Baca Juga:Lirik Lagu Kulepas dengan Ikhlas - Lesti Kejora
“Warung saya itu laris, masakannya macam-macam, ada bandeng, lodeh, tongkol, segala sayur-sayur, telur, dan macam-macam, tapi yaitu, sakit saya sering kambuh karena capek. Kalau di sini kan paling masak pagi sampai siang saja, habis itu pulang. Saya juga bisa ikut ngaji di sini. Ya walaupun kalau pesangon sangat jauh dibandingkan buka warung, tapi hati lebih tenang, enggak sakit-sakitan lagi,” ujar Mbah Illah, mengisahkan perjalanannya dari buka warung sampai memilih memasak untuk para santri penghafal Al-Qur’an.
“Di sini setiap hari rasanya senang, santri-santri itu memanggil saya ‘Mbah... Mbah mau makan,’ kayak cucu sendiri. Apalagi pas dengar mereka ngaji sambil saya masak itu menenangkan sekali, jadi enggak capek masaknya. Mereka masih kecil-kecil sekali umur 6 tahun, 7 tahun sudah dilepas orangtuanya ke sini, masih kecil-kecil mereka sudah pada pintar ngaji,” imbuhnya, menceritakan motivasinya ketika memasak untuk para santri.
Memasak di daerah Patuk, tempat rumah tahfidz yang diasuh oleh Ustaz Khoiron ini, bukanlah hal mudah kala kekeringan melanda. Patuk termasuk daerah rawan kekeringan di Yogyakarta.
Ketika datang musibah kekeringan, biasanya urusan memasak ikut terbengkalai, apalagi sebelum adanya program Sedekah Air, yang beberapa kali disalurkan PPPA Daarul Qur’an Yogyakarta bekerja sama dengan SedekahOnline.com. Para santri harus berjalan sekitar 3 kilometer ke Kali Ngloyo, mengambilkan air untuk Mbah Illah memasak.
“Alhamdulillah, sekarang kekeringan itu bisa diatasi dengan program Sedekah Air yang terus datang. Anak-anak tidak harus jalan jauh lagi untuk mandi dan bersuci. Mbah Illah juga tidak harus menunggu lama dan mengambil air sumur yang sudah mau mengering untuk masak,” ungkap Ustazah Umi Azizah, salah satu pengajar di Rumah Tahfidz Nurul Qur’an.
Mbah Illah pun berkisah, pernah ketika hendak menyiapkan air minum untuk para santri, persediaan air begitu menipis, padahal ia harus segera merebus air minum. Mbah Illah lantas mengambil air di sumur yang airnya sudah menipis.
“Sampai direbus ternyata airnya aneh dan warnanya tidak bisa bening, kasihan santri waktu itu,” kenang Mbah Illah.
Namun, kesulitan mendapatkan air tidak memutuskan langkah Mbah Illah untuk tetap menyajikan makanan pagi para santri Nurul Qur’an Patuk.

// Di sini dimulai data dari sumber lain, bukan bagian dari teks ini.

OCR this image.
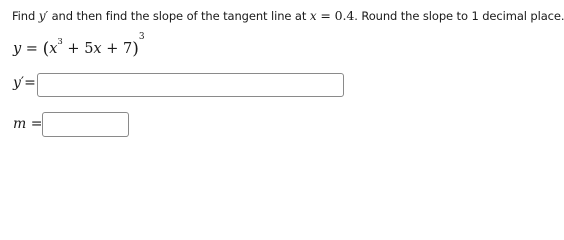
Find y′ and then find the slope of the tangent line at x = 0.4. Round the slope to 1 decimal place.
$y = (x^3 + 5x + 7)^3$
y′=
m =
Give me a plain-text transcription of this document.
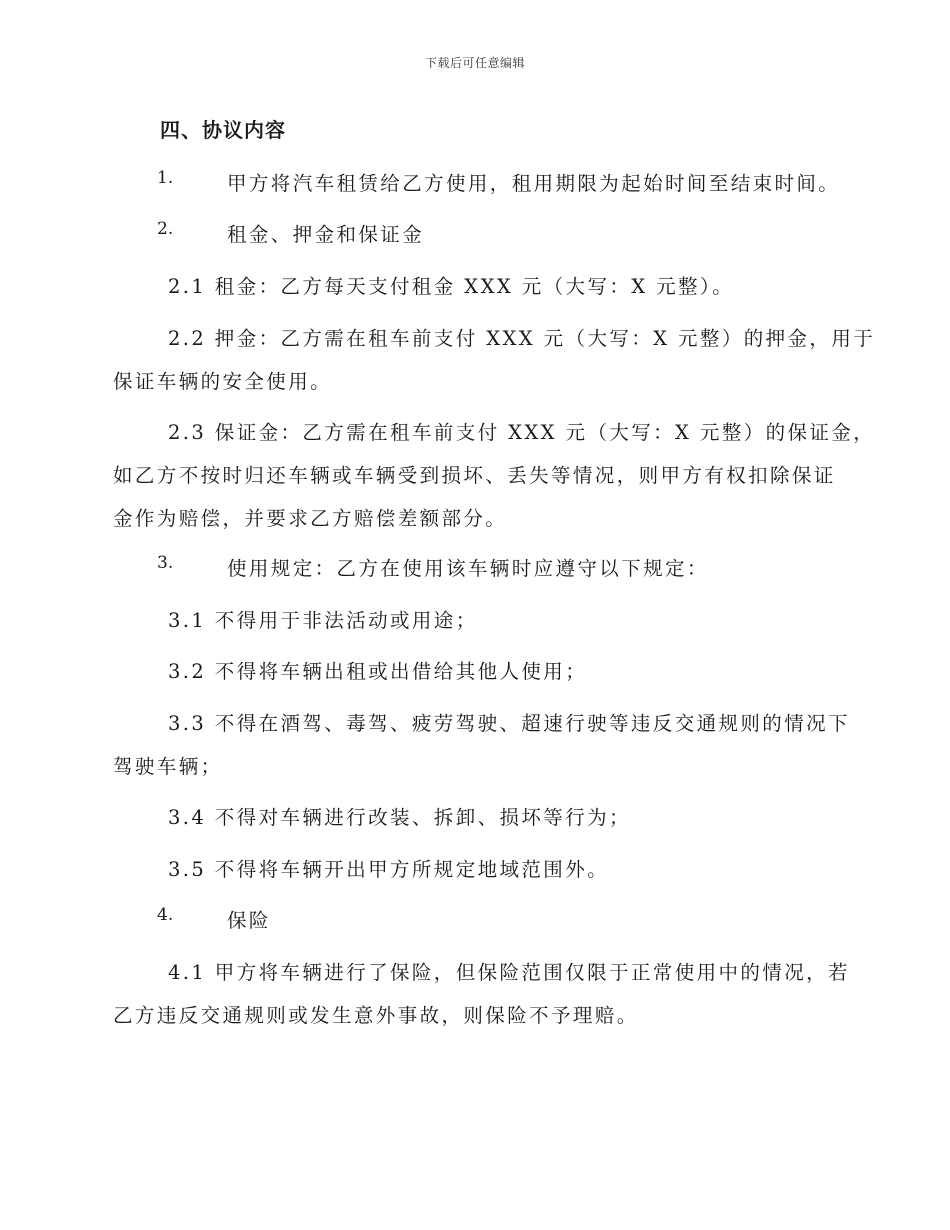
下载后可任意编辑
四、协议内容
1.	甲方将汽车租赁给乙方使用，租用期限为起始时间至结束时间。
2.	租金、押金和保证金
2.1 租金：乙方每天支付租金 XXX 元（大写：X 元整）。
2.2 押金：乙方需在租车前支付 XXX 元（大写：X 元整）的押金，用于
保证车辆的安全使用。
2.3 保证金：乙方需在租车前支付 XXX 元（大写：X 元整）的保证金，
如乙方不按时归还车辆或车辆受到损坏、丢失等情况，则甲方有权扣除保证
金作为赔偿，并要求乙方赔偿差额部分。
3.	使用规定：乙方在使用该车辆时应遵守以下规定：
3.1 不得用于非法活动或用途；
3.2 不得将车辆出租或出借给其他人使用；
3.3 不得在酒驾、毒驾、疲劳驾驶、超速行驶等违反交通规则的情况下
驾驶车辆；
3.4 不得对车辆进行改装、拆卸、损坏等行为；
3.5 不得将车辆开出甲方所规定地域范围外。
4.	保险
4.1 甲方将车辆进行了保险，但保险范围仅限于正常使用中的情况，若
乙方违反交通规则或发生意外事故，则保险不予理赔。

Tekadnya sudah bulat bahwa hanya keberkahan yang akan diburu selama sisa hidupnya.
Kini Mbah Illah sangat bersyukur, anaknya yang terakhir juga bisa melanjutkan sekolah SMK setelah anak pertamanya hanya selesai di bangku SMP karena terkendala biaya. Keikhlasannya menjadi modal utama untuk melanjutkan hidup bersama keluarganya.
“Selama di Rumah Tahfidz ini cukup rasanya, saya juga bisa nyekolahin anak yang penting. Kalau dituruti ya kurang terus, tapi saya bisa nyekolahin anak itu senang banget, wong enggak punya apa-apa dan saya cuma buruh,” ucap Mbah Illah, terus bersyukur.
Selain memasak, Mbah Illah juga ikut mengaji di Rumah Tahfidz Nurul Qur’an Patuk bersama ibu-ibu lain di sekitar rumah tahfidz. Kini Mbah Illah sudah mengaji sampai jilid 4 dengan metode Qira’ati yang diajarkan.
Selain mengaji Al-Qur’an, setiap bakda Magrib, keseharian Mbah Illah juga dipenuhi dengan berbagai kajian di Rumah Tahfidz Nurul Qur’an, seperti pengajian malam Rabu, pembacaan selawat setiap malam Jumat, dan aktivitas lainnya.
Kini Rumah Tahfidz Nurul Qur’an telah menjadi cahaya di tengah masyarakat Desa Patuk. Cahaya keikhlasan para penghafal Al-Qur’an terus terpancar, tidak hanya untuk santri, tetapi juga warga sekitar rumah tahfidz seperti Mbah Illah.
Berkah Al-Qur’an rupanya memang nyata. Tak kasat wujudnya, tetapi dirasakan ketenangannya bagi siapa saja yang turut serta mendawamkan dan menjaganya.